Tiefengeothermie, also die Nutzung der Wärme aus dem Erdinneren, könnte einen wichtigen Beitrag zur Lösung der Energiekrise beitragen: Weil sie eine zuverlässige, erneuerbare und emissionsarme Energiequelle bereitstellt. Der Uttinger Gemeinderat hat sich jetzt aber dagegen entschieden.

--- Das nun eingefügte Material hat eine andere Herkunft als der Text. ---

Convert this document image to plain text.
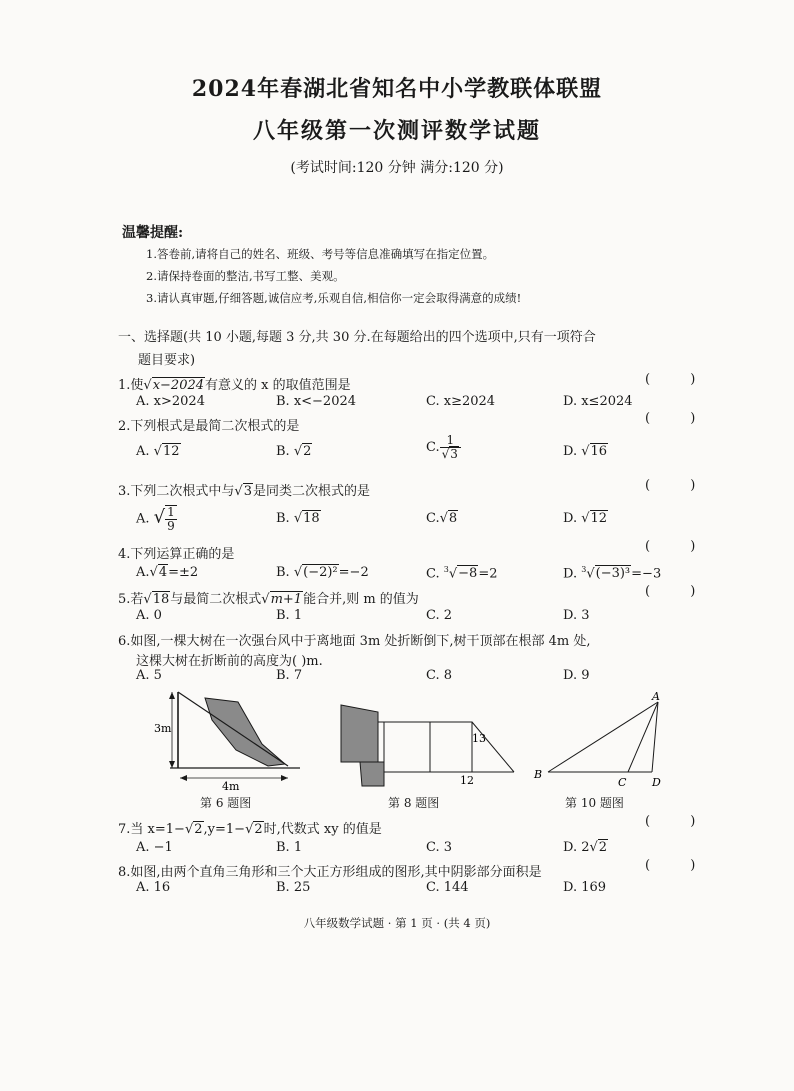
2024年春湖北省知名中小学教联体联盟
八年级第一次测评数学试题
(考试时间:120 分钟 满分:120 分)
温馨提醒:
1.答卷前,请将自己的姓名、班级、考号等信息准确填写在指定位置。
2.请保持卷面的整洁,书写工整、美观。
3.请认真审题,仔细答题,诚信应考,乐观自信,相信你一定会取得满意的成绩!
一、选择题(共 10 小题,每题 3 分,共 30 分.在每题给出的四个选项中,只有一项符合
题目要求)
1.使√x−2024有意义的 x 的取值范围是	( )
A. x>2024	B. x<−2024	C. x≥2024	D. x≤2024
2.下列根式是最简二次根式的是
( )
A. √12	B. √2	C. $\frac{1}{√3}$	D. √16
3.下列二次根式中与√3是同类二次根式的是	( )
A. √ $\frac{1}{9}$	B. √18	C.√8	D. √12
4.下列运算正确的是
( )
A.√4=±2	B. √(−2)²=−2	C. $^3$√−8=2	D. $^3$√(−3)³=−3
5.若√18与最简二次根式√m+1能合并,则 m 的值为
( )
A. 0	B. 1	C. 2	D. 3
6.如图,一棵大树在一次强台风中于离地面 3m 处折断倒下,树干顶部在根部 4m 处,
这棵大树在折断前的高度为( )m.
A. 5	B. 7	C. 8	D. 9
3m
4m
第 6 题图
13
12
第 8 题图
A
B
C D
第 10 题图
7.当 x=1−√2,y=1−√2时,代数式 xy 的值是
( )
A. −1	B. 1	C. 3	D. 2√2
8.如图,由两个直角三角形和三个大正方形组成的图形,其中阴影部分面积是	( )
A. 16	B. 25	C. 144	D. 169
八年级数学试题 · 第 1 页 · (共 4 页)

Utting - Der unstrittigen Meinung von Fachleuten, dass Geothermie die Energiekrise mildern könnte, hatten sich im September 2024 acht Gemeinden angeschlossen. Sie beauftragten die „GEF Ingenieur AG“ mit einer wirtschaftlichen Machbarkeitsstudie „zur interkommunalen und netzgebundenen Wärmeversorgung aus einer Tiefengeothermie-Anlage im Bereich des Erlaubnisfeldes Ammersee-West“.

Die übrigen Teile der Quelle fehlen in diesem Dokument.